Although Trump urged his followers to “give it a go” during his speech at the Conservative Political Action Conference last month, his decision to quietly receive the vaccine without public fanfare earlier this year drew close scrutiny and contrasted with his successor and predecessors .

President Joe Biden and Vice President Kamala Harris were vaccinated live on television in December, and former Presidents Barack Obama, George W. Bush and Bill Clinton offered in December to put their Covid-19 vaccines on camera to promote public confidence in the safety of the vaccine.

Former President Jimmy Carter was also inoculated against the virus.

Earlier this week, the Trump administration’s coronavirus test czar, Admiral Brett Giroir, asked Trump and former Vice President Mike Pence to encourage vaccination in light of data that indicates that many Republicans do not intend to be inoculated.

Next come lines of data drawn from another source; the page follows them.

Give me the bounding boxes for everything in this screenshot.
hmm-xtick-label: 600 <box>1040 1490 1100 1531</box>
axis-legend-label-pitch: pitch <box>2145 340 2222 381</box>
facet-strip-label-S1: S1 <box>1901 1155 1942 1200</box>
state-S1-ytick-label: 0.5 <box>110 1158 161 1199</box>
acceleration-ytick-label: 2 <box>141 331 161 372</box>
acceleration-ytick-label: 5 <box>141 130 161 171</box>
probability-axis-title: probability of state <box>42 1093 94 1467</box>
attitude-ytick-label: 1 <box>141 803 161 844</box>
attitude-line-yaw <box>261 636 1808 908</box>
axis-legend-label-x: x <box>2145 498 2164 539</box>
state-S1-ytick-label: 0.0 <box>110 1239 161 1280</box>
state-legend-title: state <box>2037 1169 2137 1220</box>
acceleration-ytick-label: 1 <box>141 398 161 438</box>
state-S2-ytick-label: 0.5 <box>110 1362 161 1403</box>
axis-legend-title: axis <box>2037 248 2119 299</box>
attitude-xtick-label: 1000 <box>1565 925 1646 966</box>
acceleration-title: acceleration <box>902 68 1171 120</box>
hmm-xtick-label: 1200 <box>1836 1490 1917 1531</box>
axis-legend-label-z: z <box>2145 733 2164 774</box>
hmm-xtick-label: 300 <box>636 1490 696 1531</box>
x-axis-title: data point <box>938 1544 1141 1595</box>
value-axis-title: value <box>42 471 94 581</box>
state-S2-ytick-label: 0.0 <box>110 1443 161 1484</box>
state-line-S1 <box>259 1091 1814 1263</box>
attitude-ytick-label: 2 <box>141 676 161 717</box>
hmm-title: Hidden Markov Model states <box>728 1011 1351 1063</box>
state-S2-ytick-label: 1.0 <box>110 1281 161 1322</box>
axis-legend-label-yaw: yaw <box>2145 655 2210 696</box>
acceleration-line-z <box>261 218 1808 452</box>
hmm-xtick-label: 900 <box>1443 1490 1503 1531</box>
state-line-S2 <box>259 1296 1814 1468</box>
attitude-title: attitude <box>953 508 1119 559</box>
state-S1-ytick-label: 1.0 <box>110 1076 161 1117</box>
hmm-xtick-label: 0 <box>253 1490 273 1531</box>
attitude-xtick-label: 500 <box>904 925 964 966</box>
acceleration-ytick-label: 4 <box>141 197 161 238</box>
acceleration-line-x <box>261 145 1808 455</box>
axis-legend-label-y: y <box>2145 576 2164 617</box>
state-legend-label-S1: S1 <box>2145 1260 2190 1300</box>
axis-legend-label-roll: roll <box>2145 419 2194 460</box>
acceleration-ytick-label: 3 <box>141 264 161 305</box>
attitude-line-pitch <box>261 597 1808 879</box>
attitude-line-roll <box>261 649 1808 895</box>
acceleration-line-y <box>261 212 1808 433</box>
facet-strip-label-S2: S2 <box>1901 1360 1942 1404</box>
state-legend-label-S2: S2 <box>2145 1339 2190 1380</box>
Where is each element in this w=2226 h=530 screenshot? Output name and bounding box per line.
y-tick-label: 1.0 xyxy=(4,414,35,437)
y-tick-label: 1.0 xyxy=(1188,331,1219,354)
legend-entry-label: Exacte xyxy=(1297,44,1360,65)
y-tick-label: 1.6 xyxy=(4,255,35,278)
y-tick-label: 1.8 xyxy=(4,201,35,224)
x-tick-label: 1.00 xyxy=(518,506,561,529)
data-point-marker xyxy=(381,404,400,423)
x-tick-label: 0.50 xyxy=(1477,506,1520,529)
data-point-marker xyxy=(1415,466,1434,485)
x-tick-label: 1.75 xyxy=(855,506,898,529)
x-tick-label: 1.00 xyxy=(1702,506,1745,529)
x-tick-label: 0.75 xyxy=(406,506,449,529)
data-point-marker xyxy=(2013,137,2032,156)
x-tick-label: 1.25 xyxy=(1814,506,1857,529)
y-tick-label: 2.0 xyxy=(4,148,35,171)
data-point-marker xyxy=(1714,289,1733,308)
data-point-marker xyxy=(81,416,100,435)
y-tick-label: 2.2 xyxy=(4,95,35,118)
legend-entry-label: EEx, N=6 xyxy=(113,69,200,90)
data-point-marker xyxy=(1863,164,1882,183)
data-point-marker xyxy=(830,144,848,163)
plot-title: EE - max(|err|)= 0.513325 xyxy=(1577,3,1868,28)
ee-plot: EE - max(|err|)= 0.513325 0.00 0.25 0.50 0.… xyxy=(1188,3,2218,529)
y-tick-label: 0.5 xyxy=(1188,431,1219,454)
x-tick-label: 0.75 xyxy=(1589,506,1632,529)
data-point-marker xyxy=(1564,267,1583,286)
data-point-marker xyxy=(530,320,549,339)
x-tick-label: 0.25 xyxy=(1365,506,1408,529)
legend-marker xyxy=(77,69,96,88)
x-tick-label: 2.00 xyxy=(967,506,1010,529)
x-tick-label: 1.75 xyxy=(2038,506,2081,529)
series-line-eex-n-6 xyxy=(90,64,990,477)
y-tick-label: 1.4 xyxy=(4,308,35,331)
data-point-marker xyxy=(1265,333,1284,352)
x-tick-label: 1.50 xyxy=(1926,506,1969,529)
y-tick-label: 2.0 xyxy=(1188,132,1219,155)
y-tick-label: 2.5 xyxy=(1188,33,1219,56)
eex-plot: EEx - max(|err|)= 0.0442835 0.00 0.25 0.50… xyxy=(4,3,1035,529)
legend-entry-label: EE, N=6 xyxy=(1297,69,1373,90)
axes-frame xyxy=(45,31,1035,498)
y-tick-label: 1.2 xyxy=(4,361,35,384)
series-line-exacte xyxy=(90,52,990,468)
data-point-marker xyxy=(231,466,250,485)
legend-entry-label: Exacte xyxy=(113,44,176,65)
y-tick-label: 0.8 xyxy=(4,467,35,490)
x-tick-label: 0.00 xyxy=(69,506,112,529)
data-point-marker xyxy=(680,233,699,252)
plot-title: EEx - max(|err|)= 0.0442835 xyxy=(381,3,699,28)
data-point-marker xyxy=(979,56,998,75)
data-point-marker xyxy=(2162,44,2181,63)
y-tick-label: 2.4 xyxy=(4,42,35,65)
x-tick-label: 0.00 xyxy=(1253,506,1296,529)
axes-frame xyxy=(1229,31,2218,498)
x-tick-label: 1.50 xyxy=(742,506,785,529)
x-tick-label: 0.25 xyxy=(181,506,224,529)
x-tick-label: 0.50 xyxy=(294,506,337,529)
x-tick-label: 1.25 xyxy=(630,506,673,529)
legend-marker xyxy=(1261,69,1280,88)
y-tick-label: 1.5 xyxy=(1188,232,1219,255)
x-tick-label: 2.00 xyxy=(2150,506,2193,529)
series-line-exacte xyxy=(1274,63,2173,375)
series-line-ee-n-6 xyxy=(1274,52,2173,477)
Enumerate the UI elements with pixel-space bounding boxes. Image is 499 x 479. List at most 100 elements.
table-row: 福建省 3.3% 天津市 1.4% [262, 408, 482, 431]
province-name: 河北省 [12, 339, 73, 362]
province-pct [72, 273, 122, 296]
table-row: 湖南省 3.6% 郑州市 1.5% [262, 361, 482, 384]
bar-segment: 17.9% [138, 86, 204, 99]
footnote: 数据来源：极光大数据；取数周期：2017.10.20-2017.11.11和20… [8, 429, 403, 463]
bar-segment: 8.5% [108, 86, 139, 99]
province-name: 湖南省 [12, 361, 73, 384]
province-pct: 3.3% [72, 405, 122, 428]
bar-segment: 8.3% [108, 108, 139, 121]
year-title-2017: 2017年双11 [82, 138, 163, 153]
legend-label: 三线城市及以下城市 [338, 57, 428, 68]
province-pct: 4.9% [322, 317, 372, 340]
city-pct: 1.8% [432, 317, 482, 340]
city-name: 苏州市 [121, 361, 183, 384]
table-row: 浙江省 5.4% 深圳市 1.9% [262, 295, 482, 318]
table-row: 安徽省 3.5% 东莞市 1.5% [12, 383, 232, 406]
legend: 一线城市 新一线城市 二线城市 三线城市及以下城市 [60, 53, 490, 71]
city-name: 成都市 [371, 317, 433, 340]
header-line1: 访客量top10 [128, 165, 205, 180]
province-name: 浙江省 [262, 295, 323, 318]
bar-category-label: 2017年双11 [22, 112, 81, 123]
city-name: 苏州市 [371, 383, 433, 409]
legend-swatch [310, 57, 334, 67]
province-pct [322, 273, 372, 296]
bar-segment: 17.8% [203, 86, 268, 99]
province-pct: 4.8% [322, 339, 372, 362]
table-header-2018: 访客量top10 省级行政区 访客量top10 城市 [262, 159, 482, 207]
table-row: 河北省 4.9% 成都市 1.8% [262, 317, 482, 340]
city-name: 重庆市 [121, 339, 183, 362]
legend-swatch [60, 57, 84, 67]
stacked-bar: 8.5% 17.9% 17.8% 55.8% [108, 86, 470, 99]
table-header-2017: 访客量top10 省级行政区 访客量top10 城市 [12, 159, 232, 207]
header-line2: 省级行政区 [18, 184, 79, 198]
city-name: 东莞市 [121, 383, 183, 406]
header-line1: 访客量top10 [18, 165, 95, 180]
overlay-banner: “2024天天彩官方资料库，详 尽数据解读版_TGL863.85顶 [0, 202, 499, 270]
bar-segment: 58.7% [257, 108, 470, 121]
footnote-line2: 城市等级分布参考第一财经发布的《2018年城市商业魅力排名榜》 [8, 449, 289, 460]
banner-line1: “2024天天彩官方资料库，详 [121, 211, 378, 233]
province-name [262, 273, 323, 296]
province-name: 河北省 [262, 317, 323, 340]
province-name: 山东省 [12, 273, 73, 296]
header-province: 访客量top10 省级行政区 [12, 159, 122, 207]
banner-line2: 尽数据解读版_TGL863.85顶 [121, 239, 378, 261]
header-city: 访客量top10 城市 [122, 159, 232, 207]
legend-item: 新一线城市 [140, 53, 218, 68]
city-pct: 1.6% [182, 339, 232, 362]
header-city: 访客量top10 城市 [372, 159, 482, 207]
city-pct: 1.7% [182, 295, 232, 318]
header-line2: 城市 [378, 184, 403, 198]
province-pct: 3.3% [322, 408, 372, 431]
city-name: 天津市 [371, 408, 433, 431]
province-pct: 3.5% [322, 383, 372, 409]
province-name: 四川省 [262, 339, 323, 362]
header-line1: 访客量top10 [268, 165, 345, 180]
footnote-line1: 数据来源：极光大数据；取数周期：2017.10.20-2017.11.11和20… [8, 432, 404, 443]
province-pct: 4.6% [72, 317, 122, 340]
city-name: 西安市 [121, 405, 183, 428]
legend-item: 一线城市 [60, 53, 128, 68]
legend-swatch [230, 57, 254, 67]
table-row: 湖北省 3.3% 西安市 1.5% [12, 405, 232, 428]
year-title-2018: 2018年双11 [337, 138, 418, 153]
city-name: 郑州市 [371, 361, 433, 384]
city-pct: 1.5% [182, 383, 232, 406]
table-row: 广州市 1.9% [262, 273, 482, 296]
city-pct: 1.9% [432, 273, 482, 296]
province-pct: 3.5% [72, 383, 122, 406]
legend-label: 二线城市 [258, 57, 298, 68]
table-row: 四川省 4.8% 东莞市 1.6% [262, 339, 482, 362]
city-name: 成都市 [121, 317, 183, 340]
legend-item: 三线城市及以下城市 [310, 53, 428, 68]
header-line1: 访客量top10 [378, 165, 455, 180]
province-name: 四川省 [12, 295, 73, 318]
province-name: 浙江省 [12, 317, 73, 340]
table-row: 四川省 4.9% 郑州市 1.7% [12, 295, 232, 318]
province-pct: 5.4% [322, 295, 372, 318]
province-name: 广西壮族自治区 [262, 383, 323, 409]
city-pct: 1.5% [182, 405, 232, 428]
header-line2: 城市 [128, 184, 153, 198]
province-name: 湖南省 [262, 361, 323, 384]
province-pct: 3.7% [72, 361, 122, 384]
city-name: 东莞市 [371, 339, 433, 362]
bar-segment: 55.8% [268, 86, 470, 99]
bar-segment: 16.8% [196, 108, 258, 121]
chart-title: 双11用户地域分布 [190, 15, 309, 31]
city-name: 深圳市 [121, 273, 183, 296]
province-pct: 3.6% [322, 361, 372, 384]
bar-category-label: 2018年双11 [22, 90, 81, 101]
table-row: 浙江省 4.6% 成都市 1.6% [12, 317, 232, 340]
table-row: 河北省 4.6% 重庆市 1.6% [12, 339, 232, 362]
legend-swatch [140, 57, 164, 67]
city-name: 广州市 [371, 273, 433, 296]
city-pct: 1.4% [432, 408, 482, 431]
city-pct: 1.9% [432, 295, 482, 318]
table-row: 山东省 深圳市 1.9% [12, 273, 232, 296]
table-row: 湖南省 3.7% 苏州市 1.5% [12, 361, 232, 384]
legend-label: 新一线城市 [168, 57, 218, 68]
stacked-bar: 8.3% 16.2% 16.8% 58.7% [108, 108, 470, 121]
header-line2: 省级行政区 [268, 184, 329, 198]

“I think it is very important for former President Trump – as well as the vice president – to actively encourage all his followers to get the vaccine,” Giroir told CNN’s Jake Tapper on “The Lead.”

Asked why Trump was vaccinated behind closed doors and whether it was a mistake, Giroir said he did not know that the former president had been vaccinated “until I heard this as reported in the newspaper”, adding later: “But I think the The point now is, and I think that’s where we are, that we all have to get together and ask all Americans. “

“The people who follow our former president are very committed to President Trump, and I think his leadership is still very important, and I think we have to do a better job of reaching out to disadvantaged minority communities that have been affected so disproportionately. . “

CNN’s Jim Acosta and Caroline Kelly contributed to this report.